Slow Progress, but Progress Nonetheless

The WasteWatcher

On May 21, 2013, the General Services Administration (GSA) announced the approval of Amazon Web Services as an authorized cloud service provider for the federal government under the Federal Risk and Authorization Management Program (FedRAMP).  The Department of Health and Human Services (HHS) submitted the application for Amazon Web Services to receive its provisional authority to operate (P-ATO).  This approval is the third such authorization completed through the FedRAMP process.

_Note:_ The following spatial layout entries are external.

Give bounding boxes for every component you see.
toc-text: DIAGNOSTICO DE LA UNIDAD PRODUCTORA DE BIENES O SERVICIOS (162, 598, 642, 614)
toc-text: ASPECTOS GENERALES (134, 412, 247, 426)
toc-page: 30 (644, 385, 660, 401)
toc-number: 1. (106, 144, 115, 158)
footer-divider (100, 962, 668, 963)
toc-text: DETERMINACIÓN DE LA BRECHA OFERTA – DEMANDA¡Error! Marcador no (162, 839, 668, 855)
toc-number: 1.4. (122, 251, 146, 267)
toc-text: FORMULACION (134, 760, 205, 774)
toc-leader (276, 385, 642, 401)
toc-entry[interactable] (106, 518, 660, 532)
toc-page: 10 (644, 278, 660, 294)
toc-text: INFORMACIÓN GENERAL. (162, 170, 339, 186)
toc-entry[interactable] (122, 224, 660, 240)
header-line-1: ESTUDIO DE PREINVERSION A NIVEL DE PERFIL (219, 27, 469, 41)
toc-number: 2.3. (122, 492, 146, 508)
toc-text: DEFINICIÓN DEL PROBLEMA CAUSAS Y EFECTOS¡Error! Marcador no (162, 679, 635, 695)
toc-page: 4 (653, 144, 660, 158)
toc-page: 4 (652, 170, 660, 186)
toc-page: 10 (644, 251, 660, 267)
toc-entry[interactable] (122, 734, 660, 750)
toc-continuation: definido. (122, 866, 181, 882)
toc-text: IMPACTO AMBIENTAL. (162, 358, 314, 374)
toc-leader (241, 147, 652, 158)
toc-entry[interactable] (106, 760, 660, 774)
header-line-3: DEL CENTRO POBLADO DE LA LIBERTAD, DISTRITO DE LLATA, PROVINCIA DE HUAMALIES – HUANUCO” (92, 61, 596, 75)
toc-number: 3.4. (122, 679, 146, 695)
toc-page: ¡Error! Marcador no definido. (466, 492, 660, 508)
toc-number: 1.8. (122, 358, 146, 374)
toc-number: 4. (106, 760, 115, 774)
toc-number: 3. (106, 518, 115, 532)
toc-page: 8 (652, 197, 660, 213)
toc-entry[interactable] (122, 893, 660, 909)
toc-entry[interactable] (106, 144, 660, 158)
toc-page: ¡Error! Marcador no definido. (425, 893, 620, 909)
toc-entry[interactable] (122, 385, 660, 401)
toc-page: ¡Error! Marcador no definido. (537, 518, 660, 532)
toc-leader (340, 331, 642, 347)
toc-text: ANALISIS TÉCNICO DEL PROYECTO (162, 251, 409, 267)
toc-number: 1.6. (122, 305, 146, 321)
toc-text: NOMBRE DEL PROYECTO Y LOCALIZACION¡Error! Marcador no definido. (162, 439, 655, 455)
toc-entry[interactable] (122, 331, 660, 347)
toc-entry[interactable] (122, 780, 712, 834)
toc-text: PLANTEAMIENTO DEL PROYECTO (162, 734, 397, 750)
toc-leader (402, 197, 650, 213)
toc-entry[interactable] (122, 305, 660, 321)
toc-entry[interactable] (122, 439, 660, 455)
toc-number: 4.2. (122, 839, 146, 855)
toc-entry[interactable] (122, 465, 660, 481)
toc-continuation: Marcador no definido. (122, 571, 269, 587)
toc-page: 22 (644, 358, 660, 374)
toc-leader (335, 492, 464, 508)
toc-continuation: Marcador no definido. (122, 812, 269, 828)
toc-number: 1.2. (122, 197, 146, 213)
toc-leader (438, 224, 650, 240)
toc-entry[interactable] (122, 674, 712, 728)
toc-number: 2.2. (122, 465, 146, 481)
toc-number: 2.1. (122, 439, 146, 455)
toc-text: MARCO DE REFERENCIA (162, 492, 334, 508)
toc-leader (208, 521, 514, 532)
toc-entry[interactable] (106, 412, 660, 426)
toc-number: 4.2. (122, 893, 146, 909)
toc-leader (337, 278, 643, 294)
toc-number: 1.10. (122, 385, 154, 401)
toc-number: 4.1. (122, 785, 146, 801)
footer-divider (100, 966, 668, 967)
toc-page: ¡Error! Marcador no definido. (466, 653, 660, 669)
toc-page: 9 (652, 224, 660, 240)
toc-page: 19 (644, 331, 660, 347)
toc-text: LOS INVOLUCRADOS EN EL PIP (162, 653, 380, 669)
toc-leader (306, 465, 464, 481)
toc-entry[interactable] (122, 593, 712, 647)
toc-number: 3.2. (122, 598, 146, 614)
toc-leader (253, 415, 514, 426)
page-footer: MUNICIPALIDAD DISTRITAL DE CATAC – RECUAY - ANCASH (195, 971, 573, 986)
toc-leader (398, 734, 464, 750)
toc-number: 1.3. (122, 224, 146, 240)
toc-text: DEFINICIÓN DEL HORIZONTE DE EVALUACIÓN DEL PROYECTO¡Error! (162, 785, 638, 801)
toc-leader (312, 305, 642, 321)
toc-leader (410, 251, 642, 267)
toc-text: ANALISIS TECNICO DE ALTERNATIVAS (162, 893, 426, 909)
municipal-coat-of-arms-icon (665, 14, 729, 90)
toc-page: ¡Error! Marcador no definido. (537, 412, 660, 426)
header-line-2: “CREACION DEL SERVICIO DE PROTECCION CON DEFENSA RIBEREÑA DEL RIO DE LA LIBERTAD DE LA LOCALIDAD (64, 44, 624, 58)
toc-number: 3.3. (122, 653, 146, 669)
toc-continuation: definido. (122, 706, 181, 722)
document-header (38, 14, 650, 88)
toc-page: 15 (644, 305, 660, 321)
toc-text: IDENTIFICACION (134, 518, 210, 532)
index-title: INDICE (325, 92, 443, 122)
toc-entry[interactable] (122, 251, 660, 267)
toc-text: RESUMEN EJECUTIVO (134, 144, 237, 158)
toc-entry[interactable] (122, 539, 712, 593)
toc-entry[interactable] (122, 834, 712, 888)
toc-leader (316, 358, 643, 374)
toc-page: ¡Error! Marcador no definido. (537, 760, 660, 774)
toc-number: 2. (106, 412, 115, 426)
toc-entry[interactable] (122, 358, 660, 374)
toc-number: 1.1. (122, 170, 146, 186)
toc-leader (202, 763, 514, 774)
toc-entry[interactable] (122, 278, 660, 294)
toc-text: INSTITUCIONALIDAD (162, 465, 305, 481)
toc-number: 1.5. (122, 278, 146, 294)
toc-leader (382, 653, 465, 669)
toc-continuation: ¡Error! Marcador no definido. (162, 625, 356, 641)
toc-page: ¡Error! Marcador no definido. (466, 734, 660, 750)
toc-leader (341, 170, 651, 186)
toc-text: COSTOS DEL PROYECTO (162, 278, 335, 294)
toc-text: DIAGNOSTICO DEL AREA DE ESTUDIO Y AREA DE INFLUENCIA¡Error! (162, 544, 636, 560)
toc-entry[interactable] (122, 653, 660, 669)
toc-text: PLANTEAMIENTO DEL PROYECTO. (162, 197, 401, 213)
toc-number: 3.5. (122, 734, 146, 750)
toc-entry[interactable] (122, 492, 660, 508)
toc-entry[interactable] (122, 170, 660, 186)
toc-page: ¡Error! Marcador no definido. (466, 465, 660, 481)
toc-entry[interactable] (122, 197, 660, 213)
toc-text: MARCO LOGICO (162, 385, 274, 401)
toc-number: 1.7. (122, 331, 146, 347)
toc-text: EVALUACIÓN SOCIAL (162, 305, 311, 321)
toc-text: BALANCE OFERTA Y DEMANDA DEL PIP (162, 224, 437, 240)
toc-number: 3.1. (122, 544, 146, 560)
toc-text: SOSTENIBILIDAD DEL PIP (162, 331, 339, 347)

The FedRAMP program is suppose to streamline security certifications of cloud service providers to the federal government.  GSA calls the FedRAMP process a “do once, use many times” framework for cloud security certification, with the expectation that the process will reduce the amount of time spent on individual risk assessments by various agencies.  As reported in a previous blog post, the FedRAMP authorization process continues to move slowly.  GSA had set a goal of certifying the first three vendors by the end of 2012.  It is now mid-May 2013, and the third vendor has only just received authorization.  GSA certified Autonomic Resources in December 2012 and CGI in February 2013.  There remain over 80 applications in the queue waiting to be processed.

At a May 14, 2013 House Oversight and Government Reform Government Operations Subcommittee hearing, concerns were raised over the lengthy process for FedRAMP’s certification process.  However, witnesses commented that while the time to process the applications is long, FedRAMP is breaking new ground, providing a new process for ensuring security in the cloud.  By June 2014, all cloud services suppliers will be required to prove they meet the standard set of risk controls as defined by FedRAMP.

Even with the FedRAMP certification, some federal agencies will seek additional security information from cloud vendors before certifying them for their particular needs.  As pointed out in a January 16, 2013 article by Doug Miller of Milltech Consulting, it is important to understand that FedRAMP P-ATOs only address low to moderate risk levels.

While most federal agencies will be able to use FedRAMP’s provisional authority to operate as a baseline for their own security certification processes, some will still need to perform additional tests to address any high risk level requirements.